India is the only country in the world that has a ‘zero liquid discharge’ policy where pharma companies are concerned. As per the norms, the effluents generated during API manufacturing need to be treated through inhouse Effluent Treatment Plants (ETP) and the final residue needs to be disposed through authorised vendors for approved use only, such as to the cement industry for co-processing.

Is the coronavirus crisis also an opportunity for Indian companies?

There is an opportunity. However, setting up manufacturing for new products takes time. So does the approval for an alternate source-based manufacturing of formulations due to the existing regulatory approval processes. Moreover, the cost of credit is at 9-10%, and it takes 4-5 years to get approvals and set up a factory, leading to very high capital cost. You cannot address the problem of dependence on China without addressing these three issues. Indian pharma players will prefer to source raw materials and APIs from China for the competitive pricing, which in turn helps them to offer formulations at affordable prices.

What support can the government quickly give the industry so they can push up API manufacturing?

The first thing is to expedite the review timelines for qualification of alternative sources of production. If companies want to change the source of their APIs from China to India, it will take them 6-9 months currently. It should be done within a month once the filing is done to meet challenges such as that due to coronavirus. The government could temporarily relax some requirements. It could allow quick inspection and cut down the timelines in every process on a case-to-case basis where life-saving drugs are concerned.

Similarly, another area could be the stability data, where there is scope to reduce the timeframe for data required while filing. The government should allow filing with 14 days stability data in place of 6-9 months data.

There is worry about large-scale environmental pollution if APIs are manufactured in India on a bigger scale than at present. Are there ways the industry can adopt to mitigate environmental pollution, rather than seek an easy regulatory regime?
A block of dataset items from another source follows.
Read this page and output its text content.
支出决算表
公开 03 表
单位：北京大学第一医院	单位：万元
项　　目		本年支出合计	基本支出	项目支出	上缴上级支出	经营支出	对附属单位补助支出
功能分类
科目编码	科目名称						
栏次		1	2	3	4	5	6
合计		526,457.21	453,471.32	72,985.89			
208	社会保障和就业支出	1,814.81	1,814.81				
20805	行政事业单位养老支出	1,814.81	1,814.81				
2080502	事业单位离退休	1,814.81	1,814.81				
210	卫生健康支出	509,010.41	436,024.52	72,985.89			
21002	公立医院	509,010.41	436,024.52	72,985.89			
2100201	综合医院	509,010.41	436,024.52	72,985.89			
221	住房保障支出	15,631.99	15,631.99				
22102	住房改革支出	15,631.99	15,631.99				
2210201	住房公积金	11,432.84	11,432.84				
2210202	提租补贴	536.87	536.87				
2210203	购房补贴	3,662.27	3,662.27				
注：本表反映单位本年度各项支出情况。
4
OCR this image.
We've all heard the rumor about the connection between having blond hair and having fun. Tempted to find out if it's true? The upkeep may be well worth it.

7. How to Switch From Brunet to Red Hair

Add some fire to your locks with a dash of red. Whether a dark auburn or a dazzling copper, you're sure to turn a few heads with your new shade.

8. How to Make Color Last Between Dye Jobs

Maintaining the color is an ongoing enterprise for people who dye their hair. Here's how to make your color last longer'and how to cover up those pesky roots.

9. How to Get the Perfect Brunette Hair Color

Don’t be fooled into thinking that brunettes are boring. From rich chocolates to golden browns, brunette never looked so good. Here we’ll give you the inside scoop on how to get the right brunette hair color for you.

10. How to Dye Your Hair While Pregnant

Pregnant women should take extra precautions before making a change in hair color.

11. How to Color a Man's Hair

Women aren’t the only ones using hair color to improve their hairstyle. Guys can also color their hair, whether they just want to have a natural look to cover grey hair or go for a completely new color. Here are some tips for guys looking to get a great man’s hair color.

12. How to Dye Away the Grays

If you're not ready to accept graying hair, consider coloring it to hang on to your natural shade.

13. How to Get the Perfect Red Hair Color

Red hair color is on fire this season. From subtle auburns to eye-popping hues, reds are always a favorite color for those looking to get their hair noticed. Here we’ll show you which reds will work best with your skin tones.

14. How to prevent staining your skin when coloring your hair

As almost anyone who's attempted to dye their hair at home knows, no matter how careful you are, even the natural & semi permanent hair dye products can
The Indian pharma industry operates in compliance with regulations, and it is imperative to have this. We have to be very careful about our environment. Given India’s diversity, the landmass and depleting green cover, we need to have strong pollution control norms. However, what we also need from the government is to invest in infrastructure that helps the pharma industry comply with these norms in a cost-effective manner to stay globally competitive.

For instance, government can consider setting up special economic zones equipped with infrastructure for common utilities, including ETPs, for the pharma industry. The pharma city set up by the Ramky Group in Visakhapatnam has such common facilities that comply with environmental laws, which are offered to the companies established there and who pay for its use like they do for power and water.

It is extremely expensive for companies to set up the entire infrastructure individually, which makes small companies unviable and hence they stop manufacturing. We should emulate the Chinese government in creating pharma clusters.

The government has to enable the industry, otherwise it will increasingly become unviable for companies to sustain their operations in the long run.